If this is not practical, let me know. Oh- if it helps, we could ask the user to select the output strings from a list, since I know the controlled vocabulary for the columns in question. If all versions of this idea are too many moving parts, likely to break, unwise for any reason, then I think our usual mapping method is a decent fallback option, in which case I can use the samples I've seen to make you a first draft mapping.

Does that help?

eliagbayani commented 1 day ago

@jhammock Thanks!, I understand now. And yes, it will be nice after we provide the deduplicated raw values; we also show the correct controlled vocabulary list for each field as a guide for the user.

jhammock commented 1 day ago

Cool. I'll get to work on the controlled vocabulary lists.

One more belated thing, for 3.ii : it's the reference that should be identified for the reconnection, one way or another, not the taxon. The relationship may be several taxa -> one reference.

jhammock commented 1 day ago

FTR I'm not wedded to anyStyle if you want to try an alternative product. We could also try looking the references up (google scholar or something?) instead of parsing them, if that's an option.

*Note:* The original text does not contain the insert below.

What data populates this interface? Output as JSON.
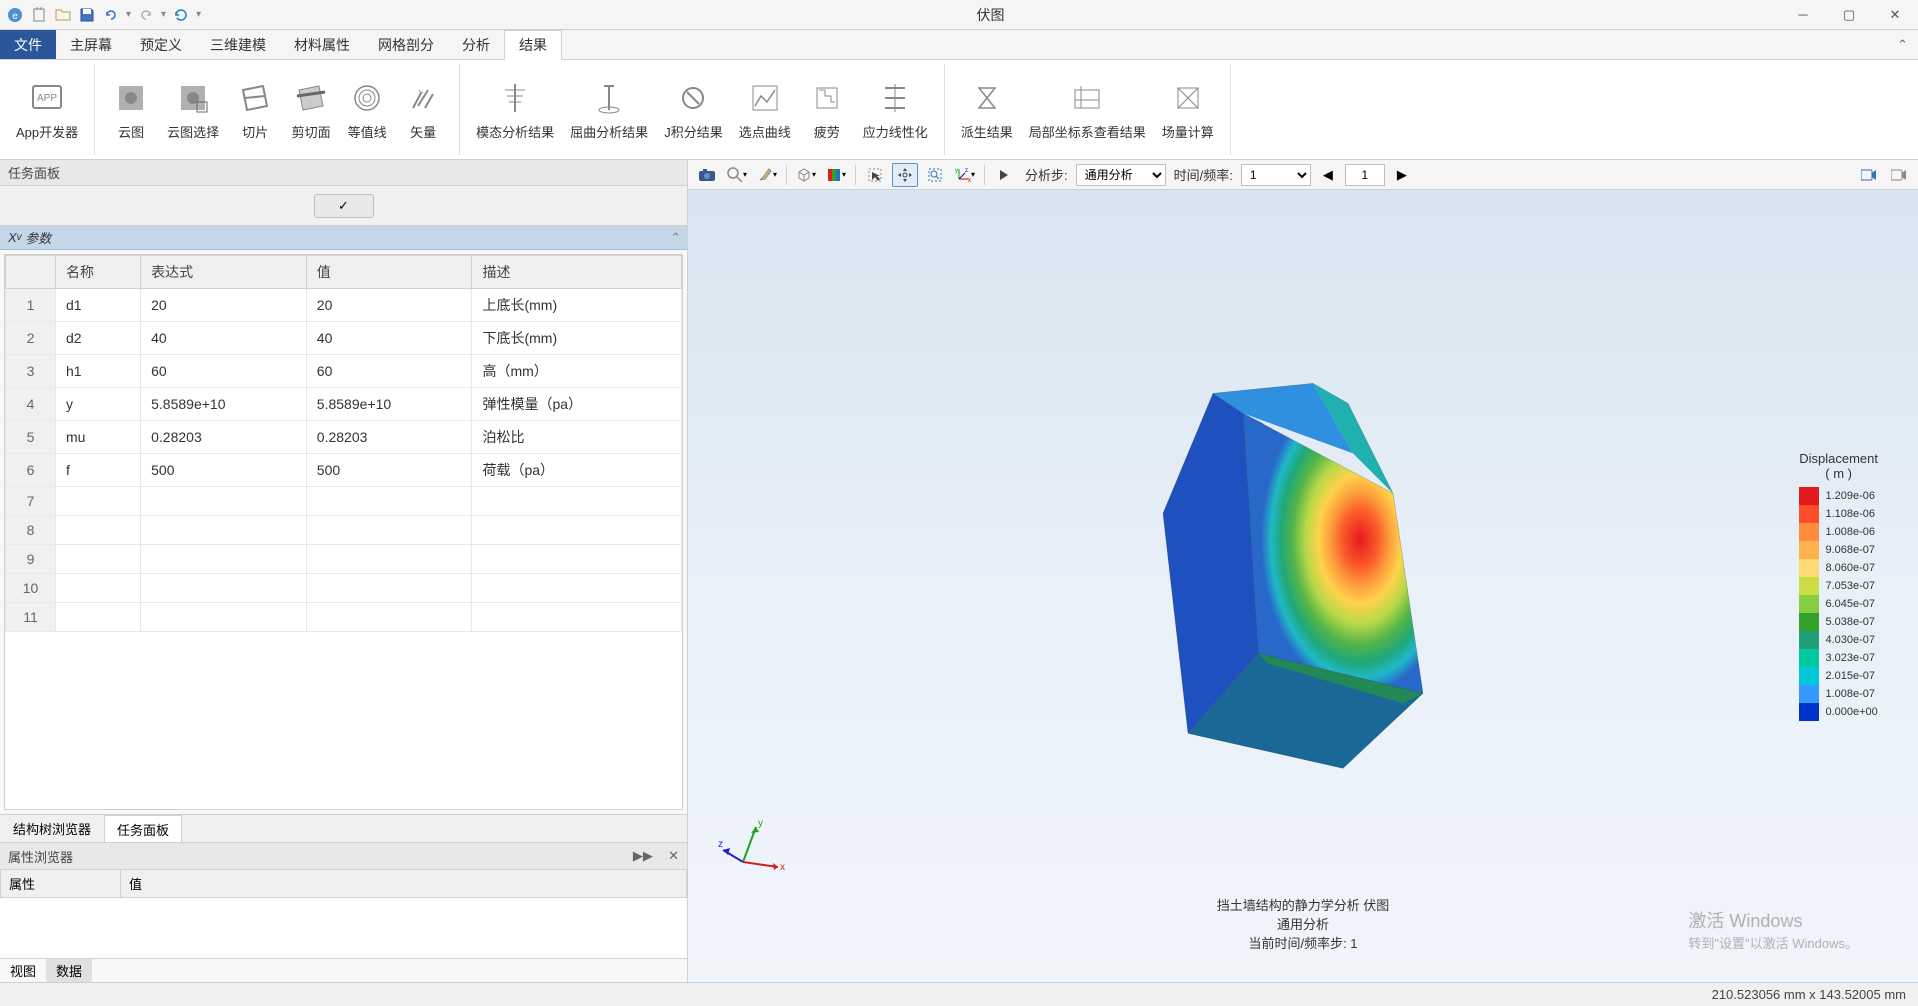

One of the issues I've run into is incomplete references (eg: title, author, date but no journal name) which might benefit from some reference -matching, so that could be a value add...

eliagbayani commented 10 hours ago

@jhammock I checked yesterday the other options for citation parser (ParaCite, ParCite etc.) and reference lookup like CrossRef. But I find AnyStyle parsing to be sound and high up on the list of parsers. Unfortunately I can only run it locally, until @JRice was able to install AnyStyle in eol-archive and also fix-up Ruby 2.5. Thanks Jeremy! Now we can use AnyStyle in the server and in our upcoming web form tool.

Jen, maybe we can use both a citation parser (AnyStyle) and a lookup (CrossRef or Google Scholar) for added value in our References output. We will see. Thanks.

jhammock commented 10 hours ago

Yup, that sounds good. Glad to hear AnyStyle is available to us.